PDVSA justified the equipment’s expropriation, calling it essential to the South American nation’s development and welfare, according to a court order. Company workers were instructed to load the rigs, known as snubbing units and used to repair damaged casings, onto trucks to be deployed at “critical wells” elsewhere, according to the document.
“It was like a thief breaking into your house, asking for the keys to the safe and then expecting you to help carry it away,” Jesus Centeno, local operations manager for Superior in the city of Anaco, said by phone. “Their argument was that we were practically sabotaging national production.”
While the late president Hugo Chavez liked to grandstand on national television, ordering troops to seize everything from supermarkets to foreign-owned oil companies, his hand-picked successor, Nicolas Maduro, has avoided any additional expropriations six months into his rule.
Instead, even while attacking the country’s business elite for allegedly hoarding toilet paper and other basic goods as part of an “economic war,” he’s insisted Venezuela is open for investment and is seeking to boost production of oil that accounts for 95 per cent of exports.
Neither Maduro nor any government official has publicly commented on the seizure of the US-owned rigs.

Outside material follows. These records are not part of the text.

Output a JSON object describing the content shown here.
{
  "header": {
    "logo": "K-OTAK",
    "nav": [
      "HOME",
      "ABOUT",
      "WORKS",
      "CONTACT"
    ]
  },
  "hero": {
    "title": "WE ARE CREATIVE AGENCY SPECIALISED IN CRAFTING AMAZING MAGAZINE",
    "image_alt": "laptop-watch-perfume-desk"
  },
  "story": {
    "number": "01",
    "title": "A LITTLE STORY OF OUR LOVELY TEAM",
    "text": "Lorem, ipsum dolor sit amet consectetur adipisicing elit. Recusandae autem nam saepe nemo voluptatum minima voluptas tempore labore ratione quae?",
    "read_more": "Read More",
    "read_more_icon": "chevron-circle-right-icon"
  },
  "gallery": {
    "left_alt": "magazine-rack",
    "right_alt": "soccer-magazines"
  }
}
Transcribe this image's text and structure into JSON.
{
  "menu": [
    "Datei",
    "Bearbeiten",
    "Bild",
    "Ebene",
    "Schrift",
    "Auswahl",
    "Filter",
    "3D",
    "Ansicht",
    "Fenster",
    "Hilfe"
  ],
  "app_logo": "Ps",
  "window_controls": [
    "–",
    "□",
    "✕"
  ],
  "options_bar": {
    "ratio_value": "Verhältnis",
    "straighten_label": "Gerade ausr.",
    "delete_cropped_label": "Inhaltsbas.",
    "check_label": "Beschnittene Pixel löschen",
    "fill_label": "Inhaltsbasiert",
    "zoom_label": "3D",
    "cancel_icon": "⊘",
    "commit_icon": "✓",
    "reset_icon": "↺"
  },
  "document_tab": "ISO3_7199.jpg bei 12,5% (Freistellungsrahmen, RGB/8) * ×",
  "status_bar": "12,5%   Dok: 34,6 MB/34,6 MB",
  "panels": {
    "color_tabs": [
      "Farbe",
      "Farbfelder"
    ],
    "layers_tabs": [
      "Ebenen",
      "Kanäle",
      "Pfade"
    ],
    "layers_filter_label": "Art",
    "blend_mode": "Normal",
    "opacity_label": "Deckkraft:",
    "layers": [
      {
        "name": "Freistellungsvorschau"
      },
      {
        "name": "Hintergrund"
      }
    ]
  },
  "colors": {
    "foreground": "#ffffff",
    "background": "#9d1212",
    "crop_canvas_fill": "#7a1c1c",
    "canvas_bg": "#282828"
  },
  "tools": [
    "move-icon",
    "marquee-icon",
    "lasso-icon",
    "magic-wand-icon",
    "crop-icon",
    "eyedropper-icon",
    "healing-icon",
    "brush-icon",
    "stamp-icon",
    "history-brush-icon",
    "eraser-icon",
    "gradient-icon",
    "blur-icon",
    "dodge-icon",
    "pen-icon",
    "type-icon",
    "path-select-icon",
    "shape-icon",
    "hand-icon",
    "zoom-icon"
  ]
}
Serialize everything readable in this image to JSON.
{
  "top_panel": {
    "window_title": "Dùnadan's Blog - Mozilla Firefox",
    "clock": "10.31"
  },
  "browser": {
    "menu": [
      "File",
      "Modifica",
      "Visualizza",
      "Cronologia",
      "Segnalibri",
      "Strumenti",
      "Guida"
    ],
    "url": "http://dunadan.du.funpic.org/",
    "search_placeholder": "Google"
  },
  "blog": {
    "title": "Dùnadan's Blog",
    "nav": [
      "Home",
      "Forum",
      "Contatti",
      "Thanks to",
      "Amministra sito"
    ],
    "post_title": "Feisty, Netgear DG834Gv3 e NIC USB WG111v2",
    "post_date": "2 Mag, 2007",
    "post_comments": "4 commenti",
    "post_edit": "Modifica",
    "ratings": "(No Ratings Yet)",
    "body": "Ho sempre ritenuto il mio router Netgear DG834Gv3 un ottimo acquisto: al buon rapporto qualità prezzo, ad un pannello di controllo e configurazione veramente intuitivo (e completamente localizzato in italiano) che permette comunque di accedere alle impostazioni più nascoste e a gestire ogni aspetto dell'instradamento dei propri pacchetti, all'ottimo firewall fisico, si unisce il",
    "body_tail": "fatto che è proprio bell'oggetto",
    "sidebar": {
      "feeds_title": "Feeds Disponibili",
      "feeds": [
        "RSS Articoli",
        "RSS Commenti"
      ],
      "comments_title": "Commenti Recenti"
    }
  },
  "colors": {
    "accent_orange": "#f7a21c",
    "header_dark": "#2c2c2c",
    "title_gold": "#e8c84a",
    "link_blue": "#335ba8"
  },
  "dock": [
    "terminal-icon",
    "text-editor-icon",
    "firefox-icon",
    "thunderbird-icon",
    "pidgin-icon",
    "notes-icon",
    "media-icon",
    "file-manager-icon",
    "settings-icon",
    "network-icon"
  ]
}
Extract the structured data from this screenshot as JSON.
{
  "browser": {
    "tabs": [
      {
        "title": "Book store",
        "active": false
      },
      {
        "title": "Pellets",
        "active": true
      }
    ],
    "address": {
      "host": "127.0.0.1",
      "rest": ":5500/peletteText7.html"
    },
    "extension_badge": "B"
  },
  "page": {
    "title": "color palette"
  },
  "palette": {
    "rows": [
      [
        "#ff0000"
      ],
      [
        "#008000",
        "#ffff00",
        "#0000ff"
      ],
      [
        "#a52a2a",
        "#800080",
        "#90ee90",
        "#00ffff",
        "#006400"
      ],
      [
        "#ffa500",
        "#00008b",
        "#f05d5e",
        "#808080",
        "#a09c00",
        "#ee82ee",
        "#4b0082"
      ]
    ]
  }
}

A spokesman for PDVSA in Caracas declined to comment, saying he was unaware of the case.
Oil companies are weary of working with PDVSA, which has accumulated huge debts to service contractors on whom it depends to develop the world’s largest proven oil reserves.
Centeno said Superior stopped servicing PDVSA in July after negotiations broke down over millions of dollars in unpaid bills stretching back to December. Removal of the equipment will take a few days, so Superior is also feeding and sheltering the police officers and PDVSA crew on site, he said.
Superior is a publicly-traded oil services company with more than 14,000 employees worldwide and US$4.5 billion in annual revenue.
Greg Rosenstein, a spokesman for Superior, did not return an email seeking comment.